The Gibson Family
- Other names: Uncle Charlie's Tent Show (beginning on June 30, 1935)
- Genre: Musical comedy
- Country of origin: United States
- Language(s): English
- Syndicates: NBC
- Hosted by: Charles Winninger (for Uncle Charlie's Tent Show)
- Starring: Adele Ronson Jack Clemens Warren Hull Loretta Clemens Conrad Thibault Lois Bennett
- Announcer: Jimmy Wallington
- Written by: Owen Davis Howard Dietz Arthur Schwartz Courtney Ryley Cooper Tom McKnight Mort Lewis
- Directed by: Carlo De Angelo Ken Christie (Uncle Charlie's Tent Show)
- Original release: September 15, 1934 – September 8, 1935
- Sponsored by: Procter & Gamble

= The Gibson Family =

1934–35 US radio program

The Gibson Family is an American old-time radio program – the first original musical comedy on radio. It was broadcast on NBC from September 15, 1934, until June 23, 1935, when the format was revamped and the title was changed to Uncle Charlie's Tent Show, which ran from June 30, 1935, until September 8, 1935.

==Format==
The Gibson Family might be considered a musical soap opera. It focused on day-to-day activities of the title household and incorporated music composed specifically for the program. A preview of the show published in The Bismarck Tribune on the day of its premiere noted, "The story of the Gibson Family will be continuous but each episode will be complete in itself." The main characters were Bob and Dot Gibson, Sally (their daughter), and a butler named Awful.

Radio historian John Dunning wrote in On the Air: The Encyclopedia of Old-Time Radio that despite a $500,000 investment by sponsor Procter & Gamble and a "top music-and-lyrics team from Broadway ... some 'vital spark' was missing.

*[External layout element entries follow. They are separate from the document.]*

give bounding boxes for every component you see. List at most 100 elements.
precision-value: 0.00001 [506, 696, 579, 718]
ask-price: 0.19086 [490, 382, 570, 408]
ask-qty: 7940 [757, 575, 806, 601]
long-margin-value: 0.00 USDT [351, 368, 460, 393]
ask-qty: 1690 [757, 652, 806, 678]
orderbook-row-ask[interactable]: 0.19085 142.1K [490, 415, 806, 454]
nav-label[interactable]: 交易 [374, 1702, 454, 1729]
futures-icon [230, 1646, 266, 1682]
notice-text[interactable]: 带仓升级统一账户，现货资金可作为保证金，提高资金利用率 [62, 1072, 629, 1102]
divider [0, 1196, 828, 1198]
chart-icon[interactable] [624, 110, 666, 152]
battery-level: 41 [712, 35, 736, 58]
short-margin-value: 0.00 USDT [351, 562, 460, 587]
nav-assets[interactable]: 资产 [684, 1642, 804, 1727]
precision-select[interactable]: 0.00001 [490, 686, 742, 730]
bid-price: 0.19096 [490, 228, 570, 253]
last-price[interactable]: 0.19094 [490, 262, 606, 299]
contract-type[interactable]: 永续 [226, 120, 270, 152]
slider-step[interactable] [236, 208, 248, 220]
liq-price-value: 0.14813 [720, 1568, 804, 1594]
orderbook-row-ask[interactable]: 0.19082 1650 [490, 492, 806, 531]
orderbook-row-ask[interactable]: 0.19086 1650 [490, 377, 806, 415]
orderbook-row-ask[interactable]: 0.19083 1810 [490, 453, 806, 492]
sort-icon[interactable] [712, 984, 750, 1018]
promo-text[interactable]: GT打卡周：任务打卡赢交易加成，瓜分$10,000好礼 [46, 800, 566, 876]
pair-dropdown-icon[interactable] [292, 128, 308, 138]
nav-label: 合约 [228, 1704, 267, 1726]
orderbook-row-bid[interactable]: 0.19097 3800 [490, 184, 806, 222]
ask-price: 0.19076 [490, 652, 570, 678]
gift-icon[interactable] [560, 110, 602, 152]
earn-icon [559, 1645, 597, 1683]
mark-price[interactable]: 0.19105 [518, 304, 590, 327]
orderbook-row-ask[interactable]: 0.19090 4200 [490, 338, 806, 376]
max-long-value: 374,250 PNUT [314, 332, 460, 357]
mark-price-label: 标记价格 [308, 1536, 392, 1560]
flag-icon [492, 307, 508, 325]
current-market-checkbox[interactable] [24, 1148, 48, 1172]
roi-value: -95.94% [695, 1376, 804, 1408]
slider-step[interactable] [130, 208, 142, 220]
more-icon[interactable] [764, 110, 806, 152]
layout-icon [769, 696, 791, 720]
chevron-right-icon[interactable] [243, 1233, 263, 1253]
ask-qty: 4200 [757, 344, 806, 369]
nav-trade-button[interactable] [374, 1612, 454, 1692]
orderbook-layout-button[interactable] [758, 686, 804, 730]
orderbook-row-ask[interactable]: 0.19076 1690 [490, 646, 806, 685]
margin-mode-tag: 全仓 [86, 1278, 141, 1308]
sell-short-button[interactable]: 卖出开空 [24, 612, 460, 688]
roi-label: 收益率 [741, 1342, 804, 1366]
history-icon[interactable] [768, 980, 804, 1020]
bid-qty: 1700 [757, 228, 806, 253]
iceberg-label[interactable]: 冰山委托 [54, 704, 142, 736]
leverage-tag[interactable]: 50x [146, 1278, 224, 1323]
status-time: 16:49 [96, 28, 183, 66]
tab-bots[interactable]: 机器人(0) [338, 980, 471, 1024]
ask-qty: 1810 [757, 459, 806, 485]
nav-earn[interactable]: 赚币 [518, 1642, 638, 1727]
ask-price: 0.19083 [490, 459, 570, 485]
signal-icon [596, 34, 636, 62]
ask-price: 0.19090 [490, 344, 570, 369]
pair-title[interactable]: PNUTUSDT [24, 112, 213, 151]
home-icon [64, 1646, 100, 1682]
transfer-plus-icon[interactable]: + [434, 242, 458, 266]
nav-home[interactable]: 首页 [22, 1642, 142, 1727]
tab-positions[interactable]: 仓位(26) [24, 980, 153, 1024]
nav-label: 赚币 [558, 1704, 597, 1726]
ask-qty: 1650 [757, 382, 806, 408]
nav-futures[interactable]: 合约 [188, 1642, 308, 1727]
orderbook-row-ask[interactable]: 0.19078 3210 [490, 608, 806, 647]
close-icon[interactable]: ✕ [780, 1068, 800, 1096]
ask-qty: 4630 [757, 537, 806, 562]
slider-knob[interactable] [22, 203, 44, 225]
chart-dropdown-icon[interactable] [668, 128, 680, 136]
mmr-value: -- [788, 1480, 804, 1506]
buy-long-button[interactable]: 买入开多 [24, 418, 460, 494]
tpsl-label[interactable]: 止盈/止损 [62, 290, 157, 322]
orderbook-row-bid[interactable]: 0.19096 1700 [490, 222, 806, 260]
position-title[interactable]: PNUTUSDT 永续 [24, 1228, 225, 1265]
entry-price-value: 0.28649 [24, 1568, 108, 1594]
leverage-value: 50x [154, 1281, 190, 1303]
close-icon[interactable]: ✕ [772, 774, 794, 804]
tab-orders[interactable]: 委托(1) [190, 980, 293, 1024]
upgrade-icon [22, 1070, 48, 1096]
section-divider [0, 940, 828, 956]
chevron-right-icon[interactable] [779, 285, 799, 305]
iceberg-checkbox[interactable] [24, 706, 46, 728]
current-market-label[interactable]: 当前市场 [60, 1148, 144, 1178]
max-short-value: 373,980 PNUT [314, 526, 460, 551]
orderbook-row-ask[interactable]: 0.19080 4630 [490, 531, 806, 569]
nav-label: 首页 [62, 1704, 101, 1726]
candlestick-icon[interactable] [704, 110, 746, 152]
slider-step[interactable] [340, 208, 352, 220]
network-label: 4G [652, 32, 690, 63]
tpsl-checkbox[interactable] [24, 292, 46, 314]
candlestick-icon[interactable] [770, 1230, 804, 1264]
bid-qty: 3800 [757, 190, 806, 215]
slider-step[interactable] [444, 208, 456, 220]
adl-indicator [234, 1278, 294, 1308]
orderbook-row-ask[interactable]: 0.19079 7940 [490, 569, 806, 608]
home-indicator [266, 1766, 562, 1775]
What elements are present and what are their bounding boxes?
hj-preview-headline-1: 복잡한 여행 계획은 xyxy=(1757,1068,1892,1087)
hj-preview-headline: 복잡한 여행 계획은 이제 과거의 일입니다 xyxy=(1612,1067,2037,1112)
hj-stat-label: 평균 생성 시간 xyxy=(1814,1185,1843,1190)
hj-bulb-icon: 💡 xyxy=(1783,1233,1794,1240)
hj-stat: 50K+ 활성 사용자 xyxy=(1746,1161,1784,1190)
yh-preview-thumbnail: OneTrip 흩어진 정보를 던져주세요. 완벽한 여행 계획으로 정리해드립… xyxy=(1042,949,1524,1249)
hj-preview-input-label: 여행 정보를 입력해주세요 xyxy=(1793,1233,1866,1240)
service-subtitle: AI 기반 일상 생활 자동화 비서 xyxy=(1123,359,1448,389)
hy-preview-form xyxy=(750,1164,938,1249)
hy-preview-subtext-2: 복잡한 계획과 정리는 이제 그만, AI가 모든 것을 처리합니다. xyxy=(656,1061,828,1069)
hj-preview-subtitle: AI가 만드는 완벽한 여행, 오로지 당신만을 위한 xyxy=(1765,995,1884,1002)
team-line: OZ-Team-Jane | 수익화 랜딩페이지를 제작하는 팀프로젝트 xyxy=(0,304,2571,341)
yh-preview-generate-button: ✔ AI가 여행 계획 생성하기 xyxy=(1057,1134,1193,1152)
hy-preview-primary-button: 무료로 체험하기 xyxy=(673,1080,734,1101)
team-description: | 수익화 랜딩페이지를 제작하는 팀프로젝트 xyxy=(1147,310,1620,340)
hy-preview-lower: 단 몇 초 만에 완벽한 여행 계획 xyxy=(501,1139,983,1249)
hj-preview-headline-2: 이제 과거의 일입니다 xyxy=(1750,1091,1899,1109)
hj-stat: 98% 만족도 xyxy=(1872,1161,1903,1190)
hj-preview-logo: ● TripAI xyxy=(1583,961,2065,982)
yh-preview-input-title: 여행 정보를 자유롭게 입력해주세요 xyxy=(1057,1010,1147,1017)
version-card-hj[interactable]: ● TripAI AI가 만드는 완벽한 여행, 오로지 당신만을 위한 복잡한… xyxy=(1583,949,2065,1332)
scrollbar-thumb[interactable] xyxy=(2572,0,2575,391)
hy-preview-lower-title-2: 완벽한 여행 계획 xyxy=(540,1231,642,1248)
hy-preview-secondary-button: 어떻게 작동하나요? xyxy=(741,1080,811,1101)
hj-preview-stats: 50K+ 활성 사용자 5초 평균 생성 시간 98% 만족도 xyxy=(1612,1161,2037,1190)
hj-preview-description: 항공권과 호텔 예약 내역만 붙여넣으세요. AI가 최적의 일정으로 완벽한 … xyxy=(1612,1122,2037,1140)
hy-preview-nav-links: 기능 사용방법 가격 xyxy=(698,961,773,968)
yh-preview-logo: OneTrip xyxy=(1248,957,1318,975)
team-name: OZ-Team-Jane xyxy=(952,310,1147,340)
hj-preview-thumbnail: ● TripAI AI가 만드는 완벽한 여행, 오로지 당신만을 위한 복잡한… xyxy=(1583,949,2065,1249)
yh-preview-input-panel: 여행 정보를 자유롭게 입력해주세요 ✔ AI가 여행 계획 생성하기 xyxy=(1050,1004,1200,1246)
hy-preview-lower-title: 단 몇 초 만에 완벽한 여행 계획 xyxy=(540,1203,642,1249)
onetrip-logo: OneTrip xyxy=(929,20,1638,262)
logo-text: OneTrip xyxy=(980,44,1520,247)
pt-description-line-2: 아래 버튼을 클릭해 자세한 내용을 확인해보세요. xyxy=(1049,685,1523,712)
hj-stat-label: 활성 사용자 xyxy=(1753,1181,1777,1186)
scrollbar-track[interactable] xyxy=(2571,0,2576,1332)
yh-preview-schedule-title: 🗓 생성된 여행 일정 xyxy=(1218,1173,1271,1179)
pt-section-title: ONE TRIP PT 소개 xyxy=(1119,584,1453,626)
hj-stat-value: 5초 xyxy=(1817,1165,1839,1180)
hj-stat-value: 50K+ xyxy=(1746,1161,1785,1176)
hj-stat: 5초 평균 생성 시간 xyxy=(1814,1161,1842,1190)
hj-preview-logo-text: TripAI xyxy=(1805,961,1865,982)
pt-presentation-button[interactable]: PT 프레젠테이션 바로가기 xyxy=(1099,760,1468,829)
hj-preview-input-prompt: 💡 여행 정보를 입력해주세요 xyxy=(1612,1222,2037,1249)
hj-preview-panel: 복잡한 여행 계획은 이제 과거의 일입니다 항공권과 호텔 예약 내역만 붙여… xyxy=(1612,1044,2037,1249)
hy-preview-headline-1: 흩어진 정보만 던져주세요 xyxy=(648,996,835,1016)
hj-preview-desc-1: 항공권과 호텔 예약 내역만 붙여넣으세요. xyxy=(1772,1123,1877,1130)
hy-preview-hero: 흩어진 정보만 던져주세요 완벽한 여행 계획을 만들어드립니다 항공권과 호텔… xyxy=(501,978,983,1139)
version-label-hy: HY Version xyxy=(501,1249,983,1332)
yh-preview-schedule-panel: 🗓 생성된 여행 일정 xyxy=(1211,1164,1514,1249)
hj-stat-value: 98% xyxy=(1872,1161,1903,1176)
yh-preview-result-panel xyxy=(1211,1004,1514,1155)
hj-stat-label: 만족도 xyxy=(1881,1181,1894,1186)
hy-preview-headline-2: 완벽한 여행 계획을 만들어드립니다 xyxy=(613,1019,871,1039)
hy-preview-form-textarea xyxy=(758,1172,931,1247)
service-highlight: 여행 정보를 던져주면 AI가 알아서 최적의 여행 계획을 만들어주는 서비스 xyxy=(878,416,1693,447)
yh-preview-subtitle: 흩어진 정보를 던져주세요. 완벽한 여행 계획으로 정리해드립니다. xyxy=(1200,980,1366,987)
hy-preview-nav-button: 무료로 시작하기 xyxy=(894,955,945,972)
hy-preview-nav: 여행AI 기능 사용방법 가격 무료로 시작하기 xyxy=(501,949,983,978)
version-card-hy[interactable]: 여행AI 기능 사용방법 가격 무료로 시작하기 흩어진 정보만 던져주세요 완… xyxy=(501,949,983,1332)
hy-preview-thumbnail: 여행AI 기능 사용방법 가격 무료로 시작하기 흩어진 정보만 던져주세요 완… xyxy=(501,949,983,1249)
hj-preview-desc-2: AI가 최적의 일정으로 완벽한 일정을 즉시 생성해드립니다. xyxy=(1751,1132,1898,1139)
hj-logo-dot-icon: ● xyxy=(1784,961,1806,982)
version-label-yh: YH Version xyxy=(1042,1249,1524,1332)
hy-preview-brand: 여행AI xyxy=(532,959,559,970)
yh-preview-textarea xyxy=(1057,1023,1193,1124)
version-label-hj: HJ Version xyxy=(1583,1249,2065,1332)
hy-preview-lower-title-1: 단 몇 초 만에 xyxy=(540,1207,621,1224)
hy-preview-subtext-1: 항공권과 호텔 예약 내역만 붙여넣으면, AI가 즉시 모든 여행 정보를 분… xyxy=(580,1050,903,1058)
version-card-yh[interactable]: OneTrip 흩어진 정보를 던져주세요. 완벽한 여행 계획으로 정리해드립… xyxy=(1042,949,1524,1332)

The audience left early, its numbers fading with each week." Eventually, the format was revamped, and the title was changed to Uncle Charlie's Tent Show. The transition began on June 9, 1935, when Charles Winninger joined the cast of The Gibson Family in the role of Uncle Charlie, who took charge of "guiding the cast on a tour of cities in his tent show."

===Uncle Charlie's Tent Show===
On June 30, Uncle Charlie's Tent Show officially replaced The Gibson Family on the air. The program incorporated some of the actors from its predecessor, while others were dropped. Winninger took on the role of a carnival barker attracting would-be customers into his tent, crying "Hurry-hurry-hurry, just-a warmin' up, folks" and then describing some of the attractions supposedly offered inside.

==Personnel==
===The Gibson Family===
Characters and the actors who portrayed them in speaking parts are shown in the table below. In musical numbers, Jack and Loretta Clemens stayed in character, while Conrad Thibault sang the part of Jack Hamilton, and Lois Bennett sang the part of Sally Gibson.

| Character | Actor |
|---|---|
| Sally Gibson | Adele Ronson |
| Bobby Gibson | Jack Clemens |
| Jack Hamilton | Warren Hull |
| Dotty Marsh | Loretta Clemens |
| Pa Gibson | Jack Roseleigh |
| Ma Gibson | Anne Elstner |
| Awful, the butler | Ernie "Bubbles" Whitman |

Source: On the Air, The Encyclopedia of Old-Time Radio

Owen Davis and Courtney Ryley Cooper wrote the scripts for the show. Howard Dietz wrote lyrics for the program's songs, and Arthur Schwartz wrote the music for them. In 1950, the trade publication Billboard reported that Dietz and Schwartz wrote approximately 90 songs for the program's 39 episodes. Several of the songs were used in the duo's Broadway musical, Revenge with Music (1934).

Jimmy Wallington was the announcer, Don Voorhees led the orchestra, and Carlo De Angelo was the director.

=== Uncle Charlie's Tent Show ===
Much of the cast continued from The Gibson Family, but some changes occurred. Anne Teeman took the spoken role of Sally Gibson, while Bennett continued that character's singing part. The character of Jack Hamilton disappeared, but Thibault remained to perform romantic ballads. Eddie Green was added as a comedic complement to Whitman's character. A vocal quartet, the Ivory City Four, directed by Ken Christie, was added; its members were Bob Moody, Lou Stokes, Scrappy Lambert, and Randolph Weyant. Tom McKnight and Mort Lewis came on board as new writers.